Environmental permit you never heard of could clean, or foul, local waters

At least 10,000 people were expected to hit local beaches and rivers and streams for Coastal Cleanup Day on Saturday, Sept. 21, picking up trash and generally sprucing up places – the coastline and inland waterways – that help make Southern California what it is.

But eight days earlier, on a Friday, Sept. 13, exactly zero members of the general public came to the Cypress Civic Center for an open meeting about how Region 8 of the California Water Board should write its next MS4 permit.

The document that was under discussion will set limits and other rules about any pollution that spills out of storm drains and flood control channels in much of Orange, Riverside and San Bernardino counties over the rest of this decade. (Los Angeles County goes through the same process.) And some of its proposed details – including a first-time effort to create a watershed management plan that might lead to tighter rules against wayward dischargers – are controversial.

Public works officials from several cities and counties testified in Cypress, many talking about how expensive the new MS4 might become for their taxpayers. So did business people and consultants, some of whom figure to spend or make money based on whatever rules eventually wind up in the new permit. The room also included one clean-water advocate, Garry Brown, founder of Orange County Coastkeeper, who later described the current draft of the region’s next MS4 as “a big, tragic step backward.”

Water health series

This is the second story in an occasional series about the health of our local waters.

Part one: Will our slice of the Pacific Ocean still be healthy in 2050?

Overall, as events go, the differences between beach beautification and permit-a-palooza were like a battle between ice cream and broccoli.

“It wasn’t exciting,” Brown said.

Which isn’t the same as unimportant.

Environmental experts of all stripes say Coastal Cleanup Day is a vivid reminder to political and business interests that the people who vote for them, pay their salaries and buy their products really like their beaches and water to be clean.
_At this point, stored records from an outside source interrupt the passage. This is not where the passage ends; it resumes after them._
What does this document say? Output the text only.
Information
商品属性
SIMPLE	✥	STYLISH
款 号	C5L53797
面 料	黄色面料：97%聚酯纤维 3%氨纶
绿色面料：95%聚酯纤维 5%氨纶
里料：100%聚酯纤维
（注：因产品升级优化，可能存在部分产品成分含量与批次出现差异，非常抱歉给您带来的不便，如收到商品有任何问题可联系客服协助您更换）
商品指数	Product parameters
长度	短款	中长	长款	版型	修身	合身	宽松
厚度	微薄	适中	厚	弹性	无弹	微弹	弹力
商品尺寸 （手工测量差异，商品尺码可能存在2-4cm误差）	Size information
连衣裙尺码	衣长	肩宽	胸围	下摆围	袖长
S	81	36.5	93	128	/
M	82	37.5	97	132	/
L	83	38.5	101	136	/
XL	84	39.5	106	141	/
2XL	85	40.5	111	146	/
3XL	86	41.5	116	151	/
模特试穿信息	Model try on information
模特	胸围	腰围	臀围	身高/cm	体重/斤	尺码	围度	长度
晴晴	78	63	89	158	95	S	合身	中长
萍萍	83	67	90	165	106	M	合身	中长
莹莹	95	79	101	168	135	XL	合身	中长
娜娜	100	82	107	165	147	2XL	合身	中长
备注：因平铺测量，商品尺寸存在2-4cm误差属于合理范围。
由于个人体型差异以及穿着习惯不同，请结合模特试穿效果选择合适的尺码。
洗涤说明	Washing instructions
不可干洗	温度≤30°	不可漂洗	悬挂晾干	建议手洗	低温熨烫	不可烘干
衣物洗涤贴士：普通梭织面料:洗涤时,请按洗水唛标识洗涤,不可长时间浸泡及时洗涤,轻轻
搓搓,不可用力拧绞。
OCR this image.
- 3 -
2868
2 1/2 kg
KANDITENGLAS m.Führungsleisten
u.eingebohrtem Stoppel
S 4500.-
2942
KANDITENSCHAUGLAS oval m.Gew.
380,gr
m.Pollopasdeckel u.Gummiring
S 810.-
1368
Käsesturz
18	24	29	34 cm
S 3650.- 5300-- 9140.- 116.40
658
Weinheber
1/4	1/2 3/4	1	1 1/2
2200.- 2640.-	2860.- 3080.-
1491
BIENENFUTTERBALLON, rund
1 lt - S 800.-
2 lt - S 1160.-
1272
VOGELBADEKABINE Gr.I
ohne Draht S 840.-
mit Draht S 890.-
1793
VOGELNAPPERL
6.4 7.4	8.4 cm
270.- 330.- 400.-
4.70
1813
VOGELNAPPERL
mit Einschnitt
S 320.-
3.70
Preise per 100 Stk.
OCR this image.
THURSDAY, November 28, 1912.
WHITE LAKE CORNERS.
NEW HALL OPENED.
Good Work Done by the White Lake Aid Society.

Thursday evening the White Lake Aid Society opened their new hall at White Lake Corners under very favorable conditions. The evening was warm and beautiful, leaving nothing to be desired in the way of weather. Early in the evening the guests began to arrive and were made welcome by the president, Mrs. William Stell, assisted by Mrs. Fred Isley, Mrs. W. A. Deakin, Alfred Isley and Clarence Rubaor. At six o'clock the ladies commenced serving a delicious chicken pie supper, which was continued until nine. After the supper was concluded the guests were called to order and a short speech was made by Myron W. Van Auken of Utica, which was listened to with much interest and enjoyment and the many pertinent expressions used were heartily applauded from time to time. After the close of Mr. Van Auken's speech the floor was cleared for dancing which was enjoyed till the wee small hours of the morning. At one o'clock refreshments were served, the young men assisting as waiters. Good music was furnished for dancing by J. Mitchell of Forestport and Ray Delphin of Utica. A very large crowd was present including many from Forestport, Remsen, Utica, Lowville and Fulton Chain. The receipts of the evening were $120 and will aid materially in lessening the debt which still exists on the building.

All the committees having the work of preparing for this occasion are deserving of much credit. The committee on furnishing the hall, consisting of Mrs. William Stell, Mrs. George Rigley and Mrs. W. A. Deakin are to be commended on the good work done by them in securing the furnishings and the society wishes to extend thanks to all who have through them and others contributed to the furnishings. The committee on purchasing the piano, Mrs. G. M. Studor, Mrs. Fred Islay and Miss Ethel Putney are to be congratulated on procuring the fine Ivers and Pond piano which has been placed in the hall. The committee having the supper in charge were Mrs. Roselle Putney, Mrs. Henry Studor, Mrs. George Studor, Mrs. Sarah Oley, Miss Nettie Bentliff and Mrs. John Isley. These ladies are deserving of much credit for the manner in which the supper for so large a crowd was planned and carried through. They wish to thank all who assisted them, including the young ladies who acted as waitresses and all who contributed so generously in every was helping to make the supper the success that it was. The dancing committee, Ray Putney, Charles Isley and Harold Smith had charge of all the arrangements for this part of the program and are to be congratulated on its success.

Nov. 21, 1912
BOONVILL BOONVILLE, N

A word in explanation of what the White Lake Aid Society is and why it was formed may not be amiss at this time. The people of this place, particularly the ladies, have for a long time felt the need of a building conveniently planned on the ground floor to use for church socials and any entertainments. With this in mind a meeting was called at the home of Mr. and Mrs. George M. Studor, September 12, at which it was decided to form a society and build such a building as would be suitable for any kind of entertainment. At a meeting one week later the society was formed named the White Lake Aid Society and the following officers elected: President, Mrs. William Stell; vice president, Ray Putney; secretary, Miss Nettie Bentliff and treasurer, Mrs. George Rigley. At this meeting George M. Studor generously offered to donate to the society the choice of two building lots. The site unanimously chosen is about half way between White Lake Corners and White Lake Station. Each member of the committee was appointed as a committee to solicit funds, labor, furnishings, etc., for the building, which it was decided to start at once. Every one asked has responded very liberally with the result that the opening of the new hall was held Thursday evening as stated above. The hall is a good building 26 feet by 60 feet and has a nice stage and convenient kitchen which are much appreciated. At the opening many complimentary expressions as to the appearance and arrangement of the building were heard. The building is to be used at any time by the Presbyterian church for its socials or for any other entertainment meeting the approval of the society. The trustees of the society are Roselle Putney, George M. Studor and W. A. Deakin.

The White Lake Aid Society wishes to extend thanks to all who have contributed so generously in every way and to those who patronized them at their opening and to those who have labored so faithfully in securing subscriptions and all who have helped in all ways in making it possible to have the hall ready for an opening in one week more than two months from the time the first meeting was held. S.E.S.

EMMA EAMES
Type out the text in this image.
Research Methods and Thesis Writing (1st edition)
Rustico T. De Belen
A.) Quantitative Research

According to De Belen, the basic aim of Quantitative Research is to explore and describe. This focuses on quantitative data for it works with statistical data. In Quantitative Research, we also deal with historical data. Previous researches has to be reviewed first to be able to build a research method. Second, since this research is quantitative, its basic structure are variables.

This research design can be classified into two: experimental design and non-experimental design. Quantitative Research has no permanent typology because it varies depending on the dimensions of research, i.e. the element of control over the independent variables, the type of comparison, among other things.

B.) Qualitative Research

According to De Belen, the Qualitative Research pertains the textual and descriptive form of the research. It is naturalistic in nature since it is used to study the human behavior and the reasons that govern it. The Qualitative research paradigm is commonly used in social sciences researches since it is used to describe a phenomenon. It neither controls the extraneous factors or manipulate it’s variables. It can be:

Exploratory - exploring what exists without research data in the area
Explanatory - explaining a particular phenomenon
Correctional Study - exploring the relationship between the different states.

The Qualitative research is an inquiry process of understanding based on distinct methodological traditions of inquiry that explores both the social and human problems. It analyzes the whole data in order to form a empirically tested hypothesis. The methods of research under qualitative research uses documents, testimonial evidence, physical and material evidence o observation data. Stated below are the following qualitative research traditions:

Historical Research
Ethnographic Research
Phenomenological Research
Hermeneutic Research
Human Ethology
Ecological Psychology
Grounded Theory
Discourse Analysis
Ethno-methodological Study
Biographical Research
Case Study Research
But those same experts also say MS4 permitting – which centers around an almost comical level of scientific and legal detail – is the bigger deal.

If the Clean Water Act of 1972 offered an idealistic view of water-related environmental goals, legislating rules that could lead to drinkable fresh water in urban settings and oceans devoid of dirt, the MS4 permits issued to cities, counties and other agencies around the country are less poetic, reflecting the actual lengths to which each community will and won’t go to reach environmental goals.

The Clean Water Act initially took aim at so-called “single source” polluters, such as businesses and water treatment plants. The MS4 permit system (the label is short for Municipal Separate Storm Sewer Systems) reflects the simple fact that lots of people living near water will, by living and working, create lots of water pollution.

If a restaurant worker washes garbage cans and a bunch of microbes get into a storm drain, that can be regulated by an MS4 permit. Ditto if a guy tosses the used oil from his Prius into the gutter, or a university allows untreated wastewater to flow into its storm drains, or a farmer doesn’t limit the pesticides and fertilizers that flow off her crops into a viaduct.

As of last year, the Environmental Protection Agency estimated there were about 7,250 MS4 permits issued in the United States to cities, counties and thousands of other entities that are legally responsible for tracking and – when possible – limiting the stuff that flows off their properties.

“The MS4 is sort of where reality happens,” Brown said.

Or, as Monte Alvarez, a retired lawyer in Ontario who learned about MS4 permits when he represented home builders in Texas in the mid-1990s, put it:

“They’re boring. But they matter.”

And the MS4 being negotiated in Region 8, which is made up of 60 cities, counties and other governmental districts surrounding the Santa Ana River watershed, could matter a lot to anybody who pays taxes, goes to the beach or, like most people in Southern California, does both.

“It’s an important document,” said Amanda Carr, deputy director of the environmental resources division for Orange County Public Works and the county’s lead negotiator in the new MS4 permit, which by law is supposed to be in effect for five years.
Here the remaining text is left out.